Impératif de le mentionner : les deux campaient dans deux boutiques politiquement très distantes … Je vis donc Kateb Yacine cet après-midi, parmi ceux qui le respectaient, loin de l’archaïsme ambiant d’une egyptianisation latente qui nous ruinait.

Sa voix coléreuse et le geste saccadé de sa main animèrent le coin, alors qu’il discutait avec deux autres personnes. L’un d’eux était un prof très connu en ville. On l’appelait Si Amar Tlili (décédé en 1998). Cet enseignant était, incontestablement, champion des documents épigraphiques romains et défenseur infatigable du site archéologique de Khemissa Takfarinas (Thubursicu Numidarum), à 11 km au nord de Sedrata.

Si Amar m’envoya des fois, chez Kaddour Bechichi, l’unique libraire de la cité, pour acheter El Moudjahid. A l’âge de 10 ans, j’avais une idée sur si Amar, mais aucune sur ce que pouvait être cet homme en bleu de chauffe.


Le billet de cinq dinars

Je passais tranquillement devant le groupe en exhibant la feuille de classement scolaire. C’était le jour de la remise des bulletins de l’école, un dépliant bleu sur lequel fut insérée majestueusement la signature de feu Si Maâmar Boubakeur, directeur de l’école de garçons, actuellement école Abid Saïd.

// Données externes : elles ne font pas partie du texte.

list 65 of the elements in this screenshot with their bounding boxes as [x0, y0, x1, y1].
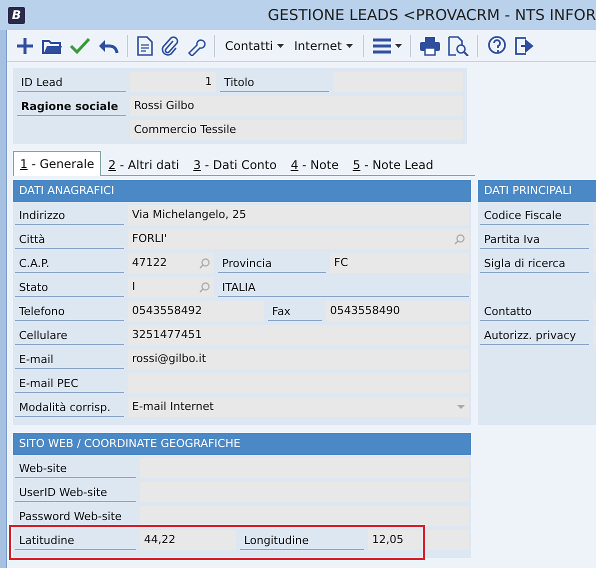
field-label: UserID Web-site — [15, 482, 136, 502]
input-field[interactable]: FC — [330, 253, 469, 273]
input-field[interactable]: FORLI' — [128, 229, 469, 249]
input-field[interactable]: 3251477451 — [128, 325, 469, 345]
field-label: Ragione sociale — [17, 96, 126, 116]
tab[interactable]: 4 - Note — [284, 153, 346, 175]
tab[interactable]: 2 - Altri dati — [101, 153, 186, 175]
input-field[interactable]: 47122 — [128, 253, 214, 273]
input-field[interactable]: 0543558492 — [128, 301, 264, 321]
field-label: Modalità corrisp. — [15, 397, 124, 417]
field-label: Telefono — [15, 301, 124, 321]
field-label: E-mail — [15, 349, 124, 369]
print-preview-icon[interactable] — [446, 36, 469, 56]
section-header: SITO WEB / COORDINATE GEOGRAFICHE — [13, 433, 471, 455]
input-field[interactable]: 1 — [130, 72, 216, 92]
input-field[interactable]: rossi@gilbo.it — [128, 349, 469, 369]
field-label: ID Lead — [17, 72, 126, 92]
menu-button[interactable]: Contatti — [223, 38, 286, 52]
input-field[interactable] — [140, 506, 469, 526]
field-label: Codice Fiscale — [480, 205, 589, 225]
field-label: Autorizz. privacy — [480, 325, 589, 345]
field-label: Fax — [268, 301, 322, 321]
menu-button[interactable]: Internet — [292, 38, 355, 52]
field-label: Titolo — [220, 72, 329, 92]
field-label: Latitudine — [15, 530, 136, 550]
tab[interactable]: 5 - Note Lead — [346, 153, 440, 175]
field-label: Longitudine — [240, 530, 364, 550]
input-field[interactable]: 0543558490 — [326, 301, 469, 321]
paperclip-icon[interactable] — [160, 36, 180, 56]
field-label: Password Web-site — [15, 506, 136, 526]
field-label: Partita Iva — [480, 229, 589, 249]
window-title: GESTIONE LEADS <PROVACRM - NTS INFOR — [268, 6, 596, 24]
field-label: E-mail PEC — [15, 373, 124, 393]
caret-icon — [277, 44, 284, 48]
field-label: C.A.P. — [15, 253, 124, 273]
input-field[interactable]: 12,05 — [368, 530, 424, 550]
field-label: Cellulare — [15, 325, 124, 345]
field-label: Indirizzo — [15, 205, 124, 225]
app-logo: B — [8, 6, 25, 24]
input-field[interactable]: 44,22 — [140, 530, 236, 550]
input-field[interactable]: Commercio Tessile — [130, 120, 463, 140]
tab[interactable]: 1 - Generale — [13, 151, 102, 176]
caret-icon — [346, 44, 353, 48]
exit-icon[interactable] — [514, 36, 534, 56]
field-label: Sigla di ricerca — [480, 253, 589, 273]
field-label: Contatto — [480, 301, 589, 321]
caret-icon — [394, 44, 402, 48]
input-field[interactable]: Via Michelangelo, 25 — [128, 205, 469, 225]
description-text: ITALIA — [218, 277, 469, 297]
section-header: DATI ANAGRAFICI — [13, 180, 471, 202]
field-label: Stato — [15, 277, 124, 297]
help-icon[interactable] — [486, 36, 508, 56]
document-icon[interactable] — [136, 36, 154, 56]
field-label: Web-site — [15, 458, 136, 478]
input-field[interactable]: Rossi Gilbo — [130, 96, 463, 116]
tab[interactable]: 3 - Dati Conto — [186, 153, 284, 175]
plus-icon[interactable] — [15, 36, 35, 56]
dropdown-field[interactable]: E-mail Internet — [128, 397, 469, 417]
menu-icon[interactable] — [372, 36, 392, 54]
field-label: Città — [15, 229, 124, 249]
checkmark-icon[interactable] — [69, 36, 91, 56]
section-header: DATI PRINCIPALI — [478, 180, 596, 202]
input-field[interactable]: I — [128, 277, 214, 297]
field-label: Provincia — [218, 253, 326, 273]
printer-icon[interactable] — [418, 36, 441, 56]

Et quelle signature ! On revoit point ce genre d’émargement par les temps qui courent. En tout cas, elle était devenue pour moi une source d’inspiration artistique -si le mot s’y prête- car elle appartenait à un homme pétri dans l’enseignement et ayant grimpé, grâce à son caractère, dans l’estime collectif.

On disait que la bagarre à Sedrata,dans ces années là, fut confinée dans l’instruction. Entre Si Maamar Boubekeur, directeur de l’École de garçons et Jedri Abdelaziz, directeur de l’école mixte, la matrice de l’honneur se définissait, chaque année, à la 6e.

Et Jedri Abdelaziz gagna une fois le score … Déluge, si Boubekeur se taillada en solo. Et si, si Boubekeur gardait le nom de Jedri dans le cahier de roulement, pour lui attester par antériorité, Jedri se targuait d’avoir rabattu le caquet en mathématiques, à tous les Rouama de Constantine … Amazing ! A Sedrata, il y avait ce ceteris paribus sic stantibus qui caractérisait le dynamisme de l’École et des encadreurs.

L’une des plus vieilles photos du Constantinois. Le colonialisme et la misère à Sedrata en 1870

Et ce n’était pas le « Just Because » pour Jedri, mais c’était loin d’une image d’Épinal, quand son père traversait, en fiacre, les plaines de Zouabi, Tamlouka et Ain Abid pour l’approvisionner en Kessera, au Lycée de Constantine … Oui ! c’était la Kessra contre le colonialisme.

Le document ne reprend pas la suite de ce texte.